The industries with the next highest levels of precariousness are both service industries: ‘other services’ (including repair and maintenance services, personal care and laundry, and civic and professional organizations) and business, building and other support services.[42] Those working in ‘other services’ tend to be women, with a college or trade certificate or diploma – in part reflecting the relatively low value placed on service work associated with so-called women’s skills, such as personal care and caregiving.[43] Women who have recently immigrated to Canada and racialized workers, especially those from Black and Southeast Asian backgrounds, are also over-represented among workers in ‘other services’. Workers in building and business support services are overwhelmingly men, with a high-school diploma. Overall, these industry-specific results demonstrate the relative precariousness of service industries assumed to be ancillary,[44] and the stability of ‘core’ services such as education, public administration, and utilities.
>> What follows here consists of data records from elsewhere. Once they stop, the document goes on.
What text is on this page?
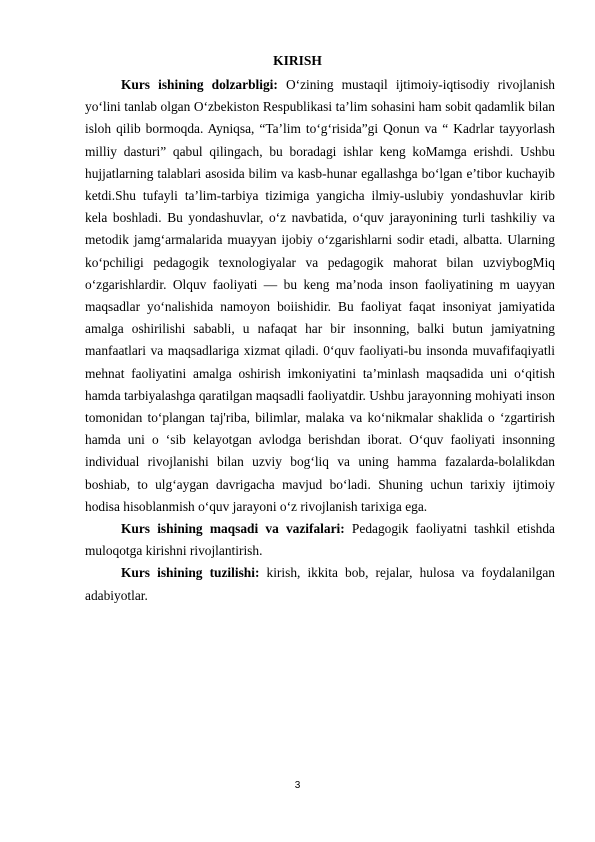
KIRISH

Kurs ishining dolzarbligi: O‘zining mustaqil ijtimoiy-iqtisodiy rivojlanish yo‘lini tanlab olgan O‘zbekiston Respublikasi ta’lim sohasini ham sobit qadamlik bilan isloh qilib bormoqda. Ayniqsa, “Ta’lim to‘g‘risida”gi Qonun va “ Kadrlar tayyorlash milliy dasturi” qabul qilingach, bu boradagi ishlar keng koMamga erishdi. Ushbu hujjatlarning talablari asosida bilim va kasb-hunar egallashga bo‘lgan e’tibor kuchayib ketdi.Shu tufayli ta’lim-tarbiya tizimiga yangicha ilmiy-uslubiy yondashuvlar kirib kela boshladi. Bu yondashuvlar, o‘z navbatida, o‘quv jarayonining turli tashkiliy va metodik jamg‘armalarida muayyan ijobiy o‘zgarishlarni sodir etadi, albatta. Ularning ko‘pchiligi pedagogik texnologiyalar va pedagogik mahorat bilan uzviybogMiq o‘zgarishlardir. Olquv faoliyati — bu keng ma’noda inson faoliyatining m uayyan maqsadlar yo‘nalishida namoyon boiishidir. Bu faoliyat faqat insoniyat jamiyatida amalga oshirilishi sababli, u nafaqat har bir insonning, balki butun jamiyatning manfaatlari va maqsadlariga xizmat qiladi. 0‘quv faoliyati-bu insonda muvafifaqiyatli mehnat faoliyatini amalga oshirish imkoniyatini ta’minlash maqsadida uni o‘qitish hamda tarbiyalashga qaratilgan maqsadli faoliyatdir. Ushbu jarayonning mohiyati inson tomonidan to‘plangan taj'riba, bilimlar, malaka va ko‘nikmalar shaklida o ‘zgartirish hamda uni o ‘sib kelayotgan avlodga berishdan iborat. O‘quv faoliyati insonning individual rivojlanishi bilan uzviy bog‘liq va uning hamma fazalarda-bolalikdan boshiab, to ulg‘aygan davrigacha mavjud bo‘ladi. Shuning uchun tarixiy ijtimoiy hodisa hisoblanmish o‘quv jarayoni o‘z rivojlanish tarixiga ega.

Kurs ishining maqsadi va vazifalari: Pedagogik faoliyatni tashkil etishda muloqotga kirishni rivojlantirish.

Kurs ishining tuzilishi: kirish, ikkita bob, rejalar, hulosa va foydalanilgan adabiyotlar.

3
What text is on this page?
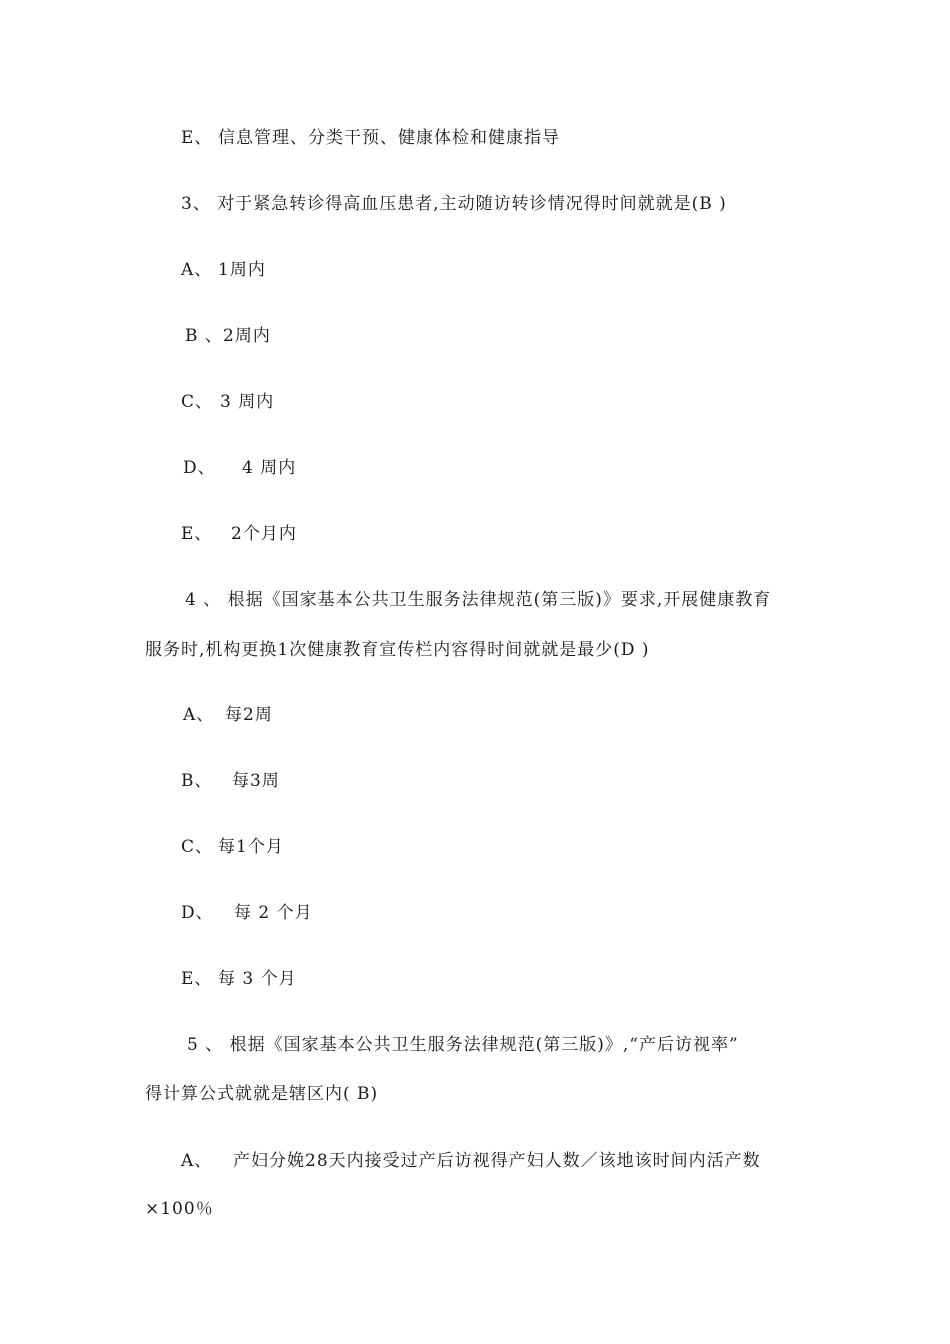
E、 信息管理、分类干预、健康体检和健康指导
3、 对于紧急转诊得高血压患者,主动随访转诊情况得时间就就是(B )
A、 1周内
B 、2周内
C、 3 周内
D、 4 周内
E、 2个月内
4 、 根据《国家基本公共卫生服务法律规范(第三版)》要求,开展健康教育
服务时,机构更换1次健康教育宣传栏内容得时间就就是最少(D )
A、 每2周
B、 每3周
C、 每1个月
D、 每 2 个月
E、 每 3 个月
5 、 根据《国家基本公共卫生服务法律规范(第三版)》,“产后访视率”
得计算公式就就是辖区内( B)
A、 产妇分娩28天内接受过产后访视得产妇人数／该地该时间内活产数
×100％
Paralleling the industry-specific findings, the occupations characterized by the highest levels of labour market insecurity are also in the service sector (see Appendix B, Table 5.2). The occupational group experiencing the highest degree of precariousness is chefs, cooks and other workers in the food and beverage industry – primarily restaurant servers.[45] The occupational group with the second highest degree of precariousness is retail sales clerks and cashiers. The profiles of workers in both of these occupational groups are quite similar: both groups are comprised overwhelmingly of high-school educated women. Recent immigrants and racialized workers are over-represented in sales and service occupations, though underrepresented among chefs, cooks and other food and beverage workers. Both occupations are characterized by high levels of part-time employment; almost half of all workers in food services (45%) and the majority of workers in retail services (52.4%) are part-time. Retail services also has a high proportion of temporary part-time employment (15.9%) overall, reflecting the use of temporary staff in this sector as a way to deal with seasonal fluctuations in the business cycle.
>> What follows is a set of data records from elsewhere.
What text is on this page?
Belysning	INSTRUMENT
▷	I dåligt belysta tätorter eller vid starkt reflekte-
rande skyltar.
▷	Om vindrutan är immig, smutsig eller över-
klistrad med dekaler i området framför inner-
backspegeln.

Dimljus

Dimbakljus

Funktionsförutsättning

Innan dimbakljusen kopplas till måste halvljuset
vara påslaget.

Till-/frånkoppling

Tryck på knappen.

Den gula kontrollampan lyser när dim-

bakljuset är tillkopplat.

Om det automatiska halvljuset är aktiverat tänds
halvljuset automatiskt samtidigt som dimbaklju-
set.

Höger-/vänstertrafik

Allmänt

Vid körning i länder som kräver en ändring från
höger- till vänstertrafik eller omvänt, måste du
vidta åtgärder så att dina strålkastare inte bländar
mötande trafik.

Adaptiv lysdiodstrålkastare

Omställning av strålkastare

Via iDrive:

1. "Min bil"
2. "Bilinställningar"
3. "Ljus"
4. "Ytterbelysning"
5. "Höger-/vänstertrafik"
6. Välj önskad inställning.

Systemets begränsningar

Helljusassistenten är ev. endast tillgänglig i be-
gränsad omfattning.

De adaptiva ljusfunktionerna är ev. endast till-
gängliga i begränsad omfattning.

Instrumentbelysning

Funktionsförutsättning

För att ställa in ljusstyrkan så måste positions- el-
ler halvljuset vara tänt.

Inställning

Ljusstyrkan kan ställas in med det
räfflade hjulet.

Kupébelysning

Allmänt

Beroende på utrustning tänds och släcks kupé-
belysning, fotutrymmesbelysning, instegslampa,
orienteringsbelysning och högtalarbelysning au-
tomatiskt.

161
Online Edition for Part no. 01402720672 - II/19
The occupational areas with the next highest level of precariousness are in primary industries, including forestry and primary resource extraction, as well as some agricultural occupations (excluding labourers). This occupational group consists primarily of white men, although workers in this group have a diverse range of educational backgrounds. Similar to workers in the agricultural industry described above, these occupations are characterized by a high level of full-time temporary employment, reflecting the seasonal nature of much of this work.

An analysis of work by industry and occupation shows how the features of some forms of work – such as service and agricultural work – converge with those identified with precariousness. Furthermore, the gendered and racialized nature of work in these industries and occupations, intersect with the form of employment to result in a situation where some social groups are more likely to be situated in precarious jobs than others.